In this ninth edition the production showed itself as very slick, practiced, Broadway style theater. Though one assumed the six, sizable moving panel, actually boxes, that functioned as the set were magically, flawlessly moved, magnetically at the very least, by Silicon Valley technology. The information sheet given the press however indicated that they were physically moved by 12 stagehands, the myriad projections on their surfaces effected from within.
Thus we have been assured, theatrically at least, that machines have not replaced humans, disproving the opera’s premise, or proving the opera’s premise that even Steve Jobs was human.
The singers, including the 24 choristers, were skillfully amplified, credited to sound designer Rick Jacobsohn, making the words delivered by the skilled singers easily, uniformly accessible.
From the original Santa Fe Opera production comes conductor Michael Christie, mezzo soprano Sasha Cooke as Steve Jobs’ wife Laurene, and Chinese bass Wei Wu as the Zen master.
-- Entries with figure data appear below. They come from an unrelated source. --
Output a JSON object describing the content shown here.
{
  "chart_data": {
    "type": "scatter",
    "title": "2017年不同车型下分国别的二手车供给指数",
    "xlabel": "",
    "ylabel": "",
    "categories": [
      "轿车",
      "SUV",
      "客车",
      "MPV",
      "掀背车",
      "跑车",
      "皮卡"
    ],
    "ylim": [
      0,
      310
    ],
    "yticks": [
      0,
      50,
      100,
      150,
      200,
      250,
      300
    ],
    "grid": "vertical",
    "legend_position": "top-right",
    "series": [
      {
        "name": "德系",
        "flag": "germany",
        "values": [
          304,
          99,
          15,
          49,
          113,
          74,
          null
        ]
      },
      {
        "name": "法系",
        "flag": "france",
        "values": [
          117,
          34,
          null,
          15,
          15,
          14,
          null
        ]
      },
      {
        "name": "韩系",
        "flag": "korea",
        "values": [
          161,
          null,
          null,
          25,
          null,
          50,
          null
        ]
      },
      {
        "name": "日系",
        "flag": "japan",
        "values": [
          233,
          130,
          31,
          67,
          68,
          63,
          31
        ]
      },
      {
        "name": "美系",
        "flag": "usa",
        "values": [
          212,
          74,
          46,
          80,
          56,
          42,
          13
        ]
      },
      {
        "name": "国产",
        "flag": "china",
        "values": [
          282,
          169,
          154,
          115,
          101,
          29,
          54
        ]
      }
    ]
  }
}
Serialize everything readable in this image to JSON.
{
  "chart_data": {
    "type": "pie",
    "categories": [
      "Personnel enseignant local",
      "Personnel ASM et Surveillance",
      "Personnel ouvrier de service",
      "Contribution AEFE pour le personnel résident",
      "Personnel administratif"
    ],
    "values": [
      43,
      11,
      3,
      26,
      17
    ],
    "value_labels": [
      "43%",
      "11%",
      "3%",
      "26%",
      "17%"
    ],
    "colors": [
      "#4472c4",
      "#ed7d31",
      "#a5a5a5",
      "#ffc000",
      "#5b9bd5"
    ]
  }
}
Both singers and maestro Christie are on the Grammy Award winning recording that came out of the Santa Fe premiere.
It is unclear from the program bios which of the various editions of the production were sung by John Moore as Steve Jobs and Bille Bruley as Jobs’ best friend Steve Wozniak, but these fine, practiced performances were not role debuts.
Adler Fellow Olivia Smith gave a moving portrayal of Chrisann Brennan, Jobs’ rejected girl friend and mother of his daughter Lisa (a name, librettist Campbell has Jobs say, better suited to an operating system). The pivotal moment when the Reed College teacher imparts to Jobs the significance of a completing a circle was effectively delivered by Adler Fellow Gabrielle Beteag. The myriad small roles were undertaken by members of the San Francisco Opera Chorus.
The epilogue returns to the beginning, Jobs father Paul, sung by baritone Joseph Lattanzi, presenting his son with a simple work table, but now looked upon by Steve Jobs wife Laurene. It was a compelling evening at San Francisco Opera. Steve Jobs was one of us. Mason Bates is one of us.